March 25, 2011

Sen. Ayotte visits Derry Medical Center during statewide tour

U.S. Sen. Kelly Ayotte discusses the impacts of health care reform with Dr. Ted Brooks and
 other local physiciansatDerryMedical Center in Derry Thursday, as part of her
 week-long tour of Granite State medical facilities.

Union Leader Correspondent
U.S. Sen. Kelly Ayotte, left, chats with Derry Medical Center
 lobbyist Maura Weston and center CEO Tom Buchanan.
DERRY -- Marking the one-year anniversary of the new health care reform law, U.S. Sen. Kelly Ayotte, R.-N.H., spent this week touring New Hampshire medical facilities to discuss Medicare reimbursements, a new medical device tax and the lack of incentives for incoming primary care doctors.
Ayotte’s final stop Thursday was at the Derry Medical Center, a family practice founded 47 years ago by a Scottish doctor looking to escape a volume-based, nationalized health care system.

“Things have changed tremendously over the years and now we sort of micromanage people’s lives, but we’re doing a lot more for chronic disease identification and management,” said Dr. Ted Brooks, a physician at the Derry center. “We are very concerned that that’s being directly threatened by what is essentially a national health care system that we don’t have any control over.”

Dr. Albert Northcutt, of the
 group’s Londonderry Family Practice Center, highlighted decreasing reimbursements for Medicare and Medicaid patients as one of the main concerns for smaller, community- based practices.
“The reality is that if our pay drops by more than 30 percent, as a business decision not necessarily an ethical or moral decision, we can’t stay viable if we lose that kind of money,” Northcutt told Ayotte. “Then we can’t take those patients even though we would want to see those patients and we’ve always seen those patients. You just can’t do it because then I can’t pay my staff every two weeks.”

It’s not just about what’s in the new law, they said, but also what’s been overlooked.

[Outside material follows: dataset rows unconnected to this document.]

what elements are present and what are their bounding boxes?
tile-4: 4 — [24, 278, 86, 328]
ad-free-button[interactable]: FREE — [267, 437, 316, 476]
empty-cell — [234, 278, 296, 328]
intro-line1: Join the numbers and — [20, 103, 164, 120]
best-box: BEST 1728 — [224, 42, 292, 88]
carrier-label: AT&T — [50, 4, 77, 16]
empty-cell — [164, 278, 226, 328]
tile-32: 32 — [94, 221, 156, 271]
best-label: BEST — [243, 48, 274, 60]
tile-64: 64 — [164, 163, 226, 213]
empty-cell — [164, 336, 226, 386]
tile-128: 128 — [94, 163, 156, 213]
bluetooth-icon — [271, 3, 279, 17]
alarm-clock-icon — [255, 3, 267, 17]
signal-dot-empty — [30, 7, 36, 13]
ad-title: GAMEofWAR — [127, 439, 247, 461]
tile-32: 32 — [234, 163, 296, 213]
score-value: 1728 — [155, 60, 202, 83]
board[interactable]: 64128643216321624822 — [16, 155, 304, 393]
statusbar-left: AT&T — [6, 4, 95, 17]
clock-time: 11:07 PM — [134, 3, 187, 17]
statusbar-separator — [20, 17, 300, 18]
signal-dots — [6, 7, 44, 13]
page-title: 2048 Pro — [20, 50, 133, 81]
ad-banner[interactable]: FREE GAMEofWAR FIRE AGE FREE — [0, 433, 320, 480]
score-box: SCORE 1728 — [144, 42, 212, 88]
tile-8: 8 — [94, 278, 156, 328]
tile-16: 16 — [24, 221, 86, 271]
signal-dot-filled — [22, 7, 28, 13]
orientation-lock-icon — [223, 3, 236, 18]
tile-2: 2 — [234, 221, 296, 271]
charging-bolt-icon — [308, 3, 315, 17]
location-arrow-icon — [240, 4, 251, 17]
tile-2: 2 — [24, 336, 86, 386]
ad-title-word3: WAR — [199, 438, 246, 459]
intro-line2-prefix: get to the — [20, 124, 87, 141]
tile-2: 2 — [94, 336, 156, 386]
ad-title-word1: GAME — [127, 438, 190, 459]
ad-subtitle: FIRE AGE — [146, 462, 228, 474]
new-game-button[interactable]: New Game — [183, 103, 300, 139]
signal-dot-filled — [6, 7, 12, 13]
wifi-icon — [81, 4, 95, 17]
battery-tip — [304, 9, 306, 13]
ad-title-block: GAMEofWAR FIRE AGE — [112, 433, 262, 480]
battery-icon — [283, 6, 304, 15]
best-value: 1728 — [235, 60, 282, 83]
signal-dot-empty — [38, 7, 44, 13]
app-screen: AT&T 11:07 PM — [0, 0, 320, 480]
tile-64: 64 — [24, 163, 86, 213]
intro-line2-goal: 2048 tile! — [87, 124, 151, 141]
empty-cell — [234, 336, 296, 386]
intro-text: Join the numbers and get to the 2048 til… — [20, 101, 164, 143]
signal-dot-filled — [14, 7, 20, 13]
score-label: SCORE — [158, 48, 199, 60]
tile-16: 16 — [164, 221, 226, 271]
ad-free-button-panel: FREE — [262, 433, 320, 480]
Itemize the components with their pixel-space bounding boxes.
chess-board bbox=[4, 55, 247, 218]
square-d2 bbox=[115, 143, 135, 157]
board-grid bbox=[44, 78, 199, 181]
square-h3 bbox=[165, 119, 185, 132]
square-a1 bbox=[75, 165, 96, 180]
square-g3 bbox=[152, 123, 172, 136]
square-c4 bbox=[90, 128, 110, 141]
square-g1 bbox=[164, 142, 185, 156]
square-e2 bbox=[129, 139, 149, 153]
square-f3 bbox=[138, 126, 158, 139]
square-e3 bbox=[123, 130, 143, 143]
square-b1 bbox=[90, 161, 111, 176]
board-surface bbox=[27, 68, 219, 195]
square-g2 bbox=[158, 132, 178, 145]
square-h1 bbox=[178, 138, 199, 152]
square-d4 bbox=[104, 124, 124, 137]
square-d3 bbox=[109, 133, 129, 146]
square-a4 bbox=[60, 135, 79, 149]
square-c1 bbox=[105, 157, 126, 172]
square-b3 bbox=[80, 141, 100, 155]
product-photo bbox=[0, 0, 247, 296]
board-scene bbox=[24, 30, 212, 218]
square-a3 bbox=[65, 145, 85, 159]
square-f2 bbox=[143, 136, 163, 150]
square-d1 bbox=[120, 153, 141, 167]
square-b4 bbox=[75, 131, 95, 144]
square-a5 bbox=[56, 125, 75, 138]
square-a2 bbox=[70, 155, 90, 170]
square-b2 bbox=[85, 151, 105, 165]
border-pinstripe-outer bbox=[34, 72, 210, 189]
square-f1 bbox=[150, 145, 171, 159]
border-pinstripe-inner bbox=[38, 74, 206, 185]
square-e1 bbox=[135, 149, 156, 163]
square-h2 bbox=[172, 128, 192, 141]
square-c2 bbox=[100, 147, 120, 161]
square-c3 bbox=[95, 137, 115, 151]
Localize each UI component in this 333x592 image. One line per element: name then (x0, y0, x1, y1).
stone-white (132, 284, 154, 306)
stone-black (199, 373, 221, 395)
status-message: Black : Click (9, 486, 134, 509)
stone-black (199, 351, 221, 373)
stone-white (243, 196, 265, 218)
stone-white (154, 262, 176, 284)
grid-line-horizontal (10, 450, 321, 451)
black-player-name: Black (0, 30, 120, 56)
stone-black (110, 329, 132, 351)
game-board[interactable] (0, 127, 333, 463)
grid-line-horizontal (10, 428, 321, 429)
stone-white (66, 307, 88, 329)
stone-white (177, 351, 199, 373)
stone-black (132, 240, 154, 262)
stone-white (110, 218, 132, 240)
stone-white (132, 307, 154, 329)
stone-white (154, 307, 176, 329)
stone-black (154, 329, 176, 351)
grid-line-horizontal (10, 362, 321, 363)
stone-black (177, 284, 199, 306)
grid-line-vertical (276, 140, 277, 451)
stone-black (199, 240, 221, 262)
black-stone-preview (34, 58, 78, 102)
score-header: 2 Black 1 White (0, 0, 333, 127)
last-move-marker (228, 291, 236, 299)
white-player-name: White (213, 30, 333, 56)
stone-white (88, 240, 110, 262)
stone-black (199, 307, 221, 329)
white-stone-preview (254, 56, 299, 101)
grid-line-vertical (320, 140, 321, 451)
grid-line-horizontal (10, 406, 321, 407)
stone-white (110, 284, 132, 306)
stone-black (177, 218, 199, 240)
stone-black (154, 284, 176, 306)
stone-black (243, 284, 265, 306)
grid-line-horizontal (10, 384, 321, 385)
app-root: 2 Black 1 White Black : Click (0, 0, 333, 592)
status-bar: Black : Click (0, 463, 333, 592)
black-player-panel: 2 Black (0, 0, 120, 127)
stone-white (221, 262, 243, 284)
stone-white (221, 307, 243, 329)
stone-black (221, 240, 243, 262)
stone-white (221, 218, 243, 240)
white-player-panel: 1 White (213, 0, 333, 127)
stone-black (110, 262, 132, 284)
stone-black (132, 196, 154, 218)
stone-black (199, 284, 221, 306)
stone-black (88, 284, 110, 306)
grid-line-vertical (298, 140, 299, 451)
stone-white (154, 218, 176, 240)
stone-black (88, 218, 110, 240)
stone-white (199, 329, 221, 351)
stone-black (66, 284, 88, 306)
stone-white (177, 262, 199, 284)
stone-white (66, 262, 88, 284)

Derry Medical Center CEO Tom Buchanan said he wanted
 to see more incentives to draw students into primary care as opposed to higher-paying specialties.
“There’s really nothing in that 2,700-page law that did anything to create or improve access in primary care,” Buchanan said. “... There’s no debt repayment or other things that would change these medical students to say, no, I will go into primary care. There was no real acknowledgement.”

Tufts University students often spend six-week rotations at the Derry Medical Center each year, but Brooks said fewer and fewer students are considering primary care.

“It’s a minority of students who are going into primary care,” said Brooks. “Reimbursements are going down; the future is uncertain. They are graduating with $200,000 or $300,000 in debt and it doesn’t make sense for them logistically or economically to go into a field where they don’t know if they can pay their bills.”

After touring the facility, Ayotte applauded the group for their approach to patient care.

“You’re a model for the types of organizations that we should be fostering in terms of cost effectiveness and quality care,” Ayotte said. “But when you tell me you’re not sure how your model will thrive under the new health care reform bill, obviously that’s a deep concern.”

This week Ayotte also visited iCad, Inc., a Nashua-based manufacturer of computerized detection systems, Next Step Orthotics and Prosthetics in Manchester and Salient Surgical Technologies in Portsmouth.

She said those companies were especially concerned about a 2.3-percent excise tax on medical devices included as part of the year-old law.

Ayotte said she is co-sponsoring a bipartisan bill that would repeal the medical devices tax.

“It’s a tax on innovation and it’s going to hurt those companies that are developing new medical products and generating new ideas,” said Ayotte in an interview after the tour. “I heard from a company just this afternoon that said it could force them to ship jobs out of the country.”

In New Hampshire, she said, 50 companies and some 3,800 employees could be affected by the tax.